5 thoughts on “The Frankfurt Book Fair “will be increasingly supplemented by digital and virtual formats.””

  1. Between taxes, wildfires, and COVID driving people to the work-from-home model, I predict the California housing market will collapse in the next two years.

    • Not sure of collapse but there are already massive changes; the more expensive cities (LA, SF) are seeing big drops (~10%) among the affluent who can afford to move to cheaper locations are leaving because their jobs (mostly tech) allow them to work remotely and pocket the differential.
      The effect is that cheaper locations are getting more expensive as the refugees drive prices up.
      There are simikar effects in NYC, with Connecticutt and Jersey getting most of the refugees. Also Westchester and tbe Hamptoms but those are hardly cheap. Just safer.

      Forbes did a piece on this in August.

      https://www.forbes.com/sites/brendarichardson/2020/08/04/covid-effect-on-rental-markets-pricey-cities-become-cheaper-cheaper-cities-become-costly/?sh=37d3cf186314

      San Francisco Activists who have been complaining about techies from SiliValley driving up rents can now see how the local economy fares without their spending.

      It is becoming increasingly clear that the pandemic is not only accelerating ongoing changes but becoming a generation-molding event, much like the Great Depression of the 20th.

      Expect *everything* to be changed.
      Just yesterday WarnerBros announced they were tired of delaying their blockbuster WONDER WOMAN ’84 and would be releasing it to HBOMAX day and date with its theatrical release.
      At no extra cost.

      Theaters that were already in dire straits will have to start triaging locations.
      Malls alone aren’t facing an apocalypse.

  2. PG, as a foreigner who only ever visits the USA, I hesitate to comment on your tax rules.

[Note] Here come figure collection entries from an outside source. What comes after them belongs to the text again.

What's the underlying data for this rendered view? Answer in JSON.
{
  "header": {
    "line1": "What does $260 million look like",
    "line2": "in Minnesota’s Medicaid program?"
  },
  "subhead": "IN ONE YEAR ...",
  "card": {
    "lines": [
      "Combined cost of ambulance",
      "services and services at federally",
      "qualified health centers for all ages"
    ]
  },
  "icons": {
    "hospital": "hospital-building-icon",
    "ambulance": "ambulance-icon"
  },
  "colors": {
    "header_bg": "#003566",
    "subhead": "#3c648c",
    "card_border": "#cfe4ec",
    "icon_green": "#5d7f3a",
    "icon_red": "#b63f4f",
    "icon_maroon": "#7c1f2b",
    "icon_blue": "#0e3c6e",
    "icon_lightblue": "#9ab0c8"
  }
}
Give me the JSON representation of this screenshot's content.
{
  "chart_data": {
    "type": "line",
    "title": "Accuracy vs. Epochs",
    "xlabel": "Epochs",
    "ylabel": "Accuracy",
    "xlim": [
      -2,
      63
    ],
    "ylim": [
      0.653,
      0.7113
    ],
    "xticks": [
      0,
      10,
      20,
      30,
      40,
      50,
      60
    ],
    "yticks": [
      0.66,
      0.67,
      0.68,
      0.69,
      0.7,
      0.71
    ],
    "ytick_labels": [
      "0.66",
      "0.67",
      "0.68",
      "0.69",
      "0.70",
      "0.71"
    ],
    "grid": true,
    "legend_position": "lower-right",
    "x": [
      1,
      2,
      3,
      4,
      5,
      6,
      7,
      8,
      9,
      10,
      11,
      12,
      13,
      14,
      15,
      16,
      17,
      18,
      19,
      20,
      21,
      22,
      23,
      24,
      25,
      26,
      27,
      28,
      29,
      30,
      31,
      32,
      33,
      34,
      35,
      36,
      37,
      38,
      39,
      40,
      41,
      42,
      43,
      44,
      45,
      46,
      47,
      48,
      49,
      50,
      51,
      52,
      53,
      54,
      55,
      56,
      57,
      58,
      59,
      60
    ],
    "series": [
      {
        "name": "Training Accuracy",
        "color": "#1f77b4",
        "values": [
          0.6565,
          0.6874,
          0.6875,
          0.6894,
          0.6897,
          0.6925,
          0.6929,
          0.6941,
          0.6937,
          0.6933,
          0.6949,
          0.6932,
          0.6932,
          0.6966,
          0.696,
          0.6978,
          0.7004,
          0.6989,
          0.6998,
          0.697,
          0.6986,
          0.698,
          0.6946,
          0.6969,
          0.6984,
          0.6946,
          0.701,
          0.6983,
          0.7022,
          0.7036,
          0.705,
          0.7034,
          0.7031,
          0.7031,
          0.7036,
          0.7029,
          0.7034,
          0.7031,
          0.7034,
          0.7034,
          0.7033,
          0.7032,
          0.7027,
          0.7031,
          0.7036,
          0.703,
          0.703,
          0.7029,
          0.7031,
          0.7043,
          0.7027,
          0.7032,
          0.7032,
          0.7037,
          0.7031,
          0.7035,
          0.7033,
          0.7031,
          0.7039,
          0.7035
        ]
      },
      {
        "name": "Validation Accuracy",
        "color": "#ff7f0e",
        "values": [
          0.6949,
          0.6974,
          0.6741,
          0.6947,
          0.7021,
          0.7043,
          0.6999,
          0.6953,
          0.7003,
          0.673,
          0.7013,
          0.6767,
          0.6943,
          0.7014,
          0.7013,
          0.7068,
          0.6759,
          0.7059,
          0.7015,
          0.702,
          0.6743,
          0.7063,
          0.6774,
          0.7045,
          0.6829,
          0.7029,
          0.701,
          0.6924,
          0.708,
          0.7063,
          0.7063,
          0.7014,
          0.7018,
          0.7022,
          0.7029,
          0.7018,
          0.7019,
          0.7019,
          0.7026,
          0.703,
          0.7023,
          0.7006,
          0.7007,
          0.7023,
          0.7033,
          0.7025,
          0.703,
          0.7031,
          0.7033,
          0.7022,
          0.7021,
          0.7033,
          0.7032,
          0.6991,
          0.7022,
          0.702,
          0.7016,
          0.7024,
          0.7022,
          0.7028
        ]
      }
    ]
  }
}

    However, it appears to me that living in a different state from that where you work does not prevent the state where you work taxing you on your income. It may be the case that a telecommuting Silicon valley worker may escape Californian tax but I think that this is not the case for a New York City publisher’s worker currently working from home in another state. NY will still want its tax and the state of residence may also want this so that the income is double taxed.

    Throw in the fact that letting someone work from home may create a tax nexus in that state for the employer and the whole working from home thing can be a complete mess. I suspect that there are going to be a lot of federal court cases ending up with petitions to SCOTUS (for example the pending New Hampshire v. Massachusetts petition).

    • That be true.
      There are several states and cities that view their residents and transients as serfs.
      New York most notably.
      The question of double taxation on online work will no doubt end up before SCOTUS soon enough.

      In the meantime, most rational states have reciprocity rules that allow taxes paid for out of state earnings to be deducted from state and local income tax. But usually it is contiguous states so the matter of distant states is unsettled.

    • I’m no tax attorney, Mike, but if I were living in Nevada as an employee of a California corporation, I might think about opening a branch office of my employer in my garage.

      Lake Tahoe is a beautiful area divided by the boundary between California and Nevada. A lot of wealthy people live on its shores or nearby.

      I would be surprised if there wasn’t more than one Nevada attorney or CPA who could provide some useful tax minimization assistance to a Nevada resident working for a company headquartered in California.